Entre as consequências menos debatidas, mas crescentes, estão as lesões musculoesqueléticas e os problemas na coluna vertebral. Para o neurocirurgião e especialista em coluna Túlio Rocha, a obesidade atua sobre o corpo em duas frentes: mecânica e inflamatória. O excesso de peso impõe carga contínua sobre as vértebras e discos intervertebrais, acelera o desgaste dos tecidos e altera a postura. O acúmulo de gordura abdominal desloca o centro de gravidade e favorece deformidades, como hiperlordose lombar e hérnia de disco.
Além da sobrecarga física, o organismo obeso sofre com inflamação crônica e maior sensibilidade à dor. Segundo o especialista, substâncias inflamatórias liberadas pelo tecido adiposo reduzem a força muscular e comprometem a mobilidade, dificultando a recuperação de lesões. “A dor lombar frequente, a rigidez ao acordar e a sensação de peso na região lombar são sinais de sofrimento da coluna”, explica.
O Índice de Massa Corporal (IMC) acima de 25 kg/m² já é considerado fator de risco para sobrecarga na coluna. Para Rocha, o enfrentamento da obesidade e da dor vertebral exige abordagem multidimensional. O tratamento deve incluir reeducação postural, fortalecimento muscular e controle de peso, aliados a mudanças duradouras de estilo de vida. “O tratamento da dor não pode se limitar à medicação. É necessário cuidar do corpo como um todo”, afirma.
A reabilitação inclui exercícios de baixo impacto, como pilates, hidroginástica e bicicleta ergométrica, com foco no fortalecimento do core — conjunto de músculos que sustenta a coluna. O trabalho multiprofissional, que envolve nutricionistas, fisioterapeutas e endocrinologistas, é apontado como fundamental para resultados consistentes. O médico também destaca o papel do apoio psicológico, sobretudo em pacientes com dor crônica e resistência emocional ao processo de emagrecimento.

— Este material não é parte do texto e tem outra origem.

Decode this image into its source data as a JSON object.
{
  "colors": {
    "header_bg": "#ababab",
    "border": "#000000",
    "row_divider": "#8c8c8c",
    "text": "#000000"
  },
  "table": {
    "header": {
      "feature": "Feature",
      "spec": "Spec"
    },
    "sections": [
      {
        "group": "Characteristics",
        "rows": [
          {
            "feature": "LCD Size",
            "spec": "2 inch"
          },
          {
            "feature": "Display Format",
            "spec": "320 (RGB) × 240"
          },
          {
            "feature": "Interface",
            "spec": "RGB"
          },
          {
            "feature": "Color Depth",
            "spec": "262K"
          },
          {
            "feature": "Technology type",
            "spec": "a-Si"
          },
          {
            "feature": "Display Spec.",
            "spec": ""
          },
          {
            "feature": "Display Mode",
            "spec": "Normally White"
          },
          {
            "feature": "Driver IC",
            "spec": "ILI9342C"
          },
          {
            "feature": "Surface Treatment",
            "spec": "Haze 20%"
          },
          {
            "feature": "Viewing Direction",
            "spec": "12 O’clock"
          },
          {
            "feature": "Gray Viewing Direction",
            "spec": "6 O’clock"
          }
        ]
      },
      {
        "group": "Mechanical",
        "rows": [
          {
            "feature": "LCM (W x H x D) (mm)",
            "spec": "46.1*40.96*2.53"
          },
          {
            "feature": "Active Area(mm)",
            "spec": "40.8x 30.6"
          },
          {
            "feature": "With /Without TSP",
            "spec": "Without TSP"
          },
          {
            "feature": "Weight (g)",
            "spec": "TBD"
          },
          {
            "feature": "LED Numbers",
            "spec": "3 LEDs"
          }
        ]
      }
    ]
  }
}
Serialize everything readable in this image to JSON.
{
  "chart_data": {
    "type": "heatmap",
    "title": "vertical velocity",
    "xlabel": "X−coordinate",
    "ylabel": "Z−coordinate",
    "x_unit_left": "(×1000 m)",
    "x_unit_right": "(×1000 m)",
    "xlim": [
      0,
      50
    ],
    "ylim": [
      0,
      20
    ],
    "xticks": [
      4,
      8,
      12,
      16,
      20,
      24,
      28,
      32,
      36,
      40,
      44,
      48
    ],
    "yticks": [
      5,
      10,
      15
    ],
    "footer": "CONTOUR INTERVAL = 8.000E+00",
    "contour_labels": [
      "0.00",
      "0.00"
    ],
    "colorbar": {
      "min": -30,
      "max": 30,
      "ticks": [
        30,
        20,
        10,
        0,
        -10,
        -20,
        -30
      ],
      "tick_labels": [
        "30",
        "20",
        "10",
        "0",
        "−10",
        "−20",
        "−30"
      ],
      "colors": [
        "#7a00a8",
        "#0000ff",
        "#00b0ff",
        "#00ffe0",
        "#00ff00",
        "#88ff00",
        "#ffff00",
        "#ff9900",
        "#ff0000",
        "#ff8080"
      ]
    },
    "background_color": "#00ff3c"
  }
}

A prevenção, segundo o Ministério da Saúde, deve começar na infância. O Plano de Ações Estratégicas para o Enfrentamento das Doenças Crônicas Não Transmissíveis (2021–2030) estabelece como meta conter o crescimento da obesidade até o fim da década, mantendo a prevalência máxima em 20,3%. As medidas incluem incentivo à alimentação saudável, restrição de produtos ultraprocessados e ampliação das ações de educação alimentar nas escolas.

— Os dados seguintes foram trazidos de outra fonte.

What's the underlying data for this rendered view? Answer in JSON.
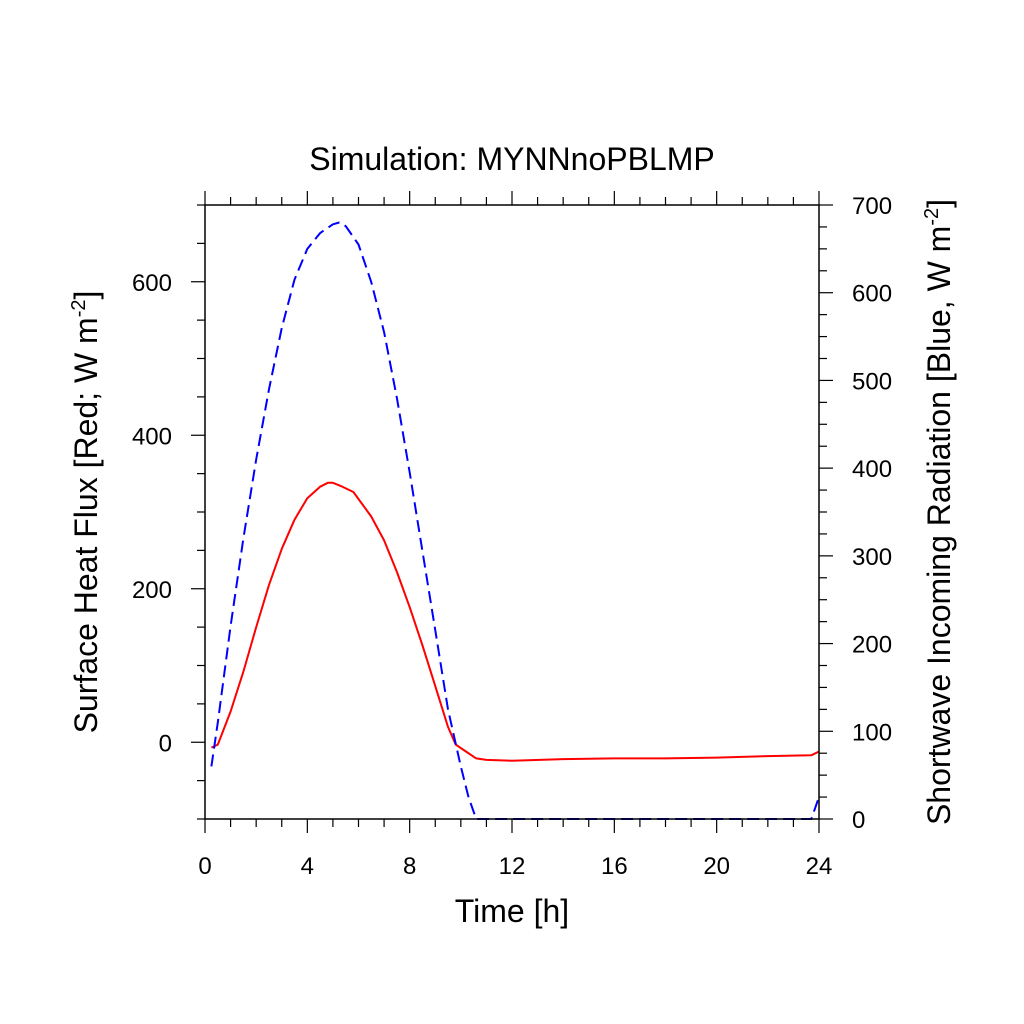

A Política Nacional de Alimentação e Nutrição (PNAN) reforça que a reversão do quadro depende de políticas públicas de longo prazo. A meta é aumentar em 30% o consumo de frutas e hortaliças até 2030 e reduzir o consumo de bebidas açucaradas. Na vida adulta, a Atenção Primária à Saúde (APS) tem papel central no monitoramento de peso e prevenção de complicações metabólicas.
Com 68% dos brasileiros acima do peso e o sedentarismo em expansão, o país vive uma epidemia que pressiona o sistema público e expõe a fragilidade do cuidado com o próprio corpo. A rotina acelerada, o excesso de trabalho e a dependência de alimentos ultraprocessados indicam que o Brasil, aos poucos, desaprendeu a se alimentar. Inverter essa curva exigirá políticas persistentes, tempo e uma mudança de hábitos que o país ainda não foi capaz de sustentar.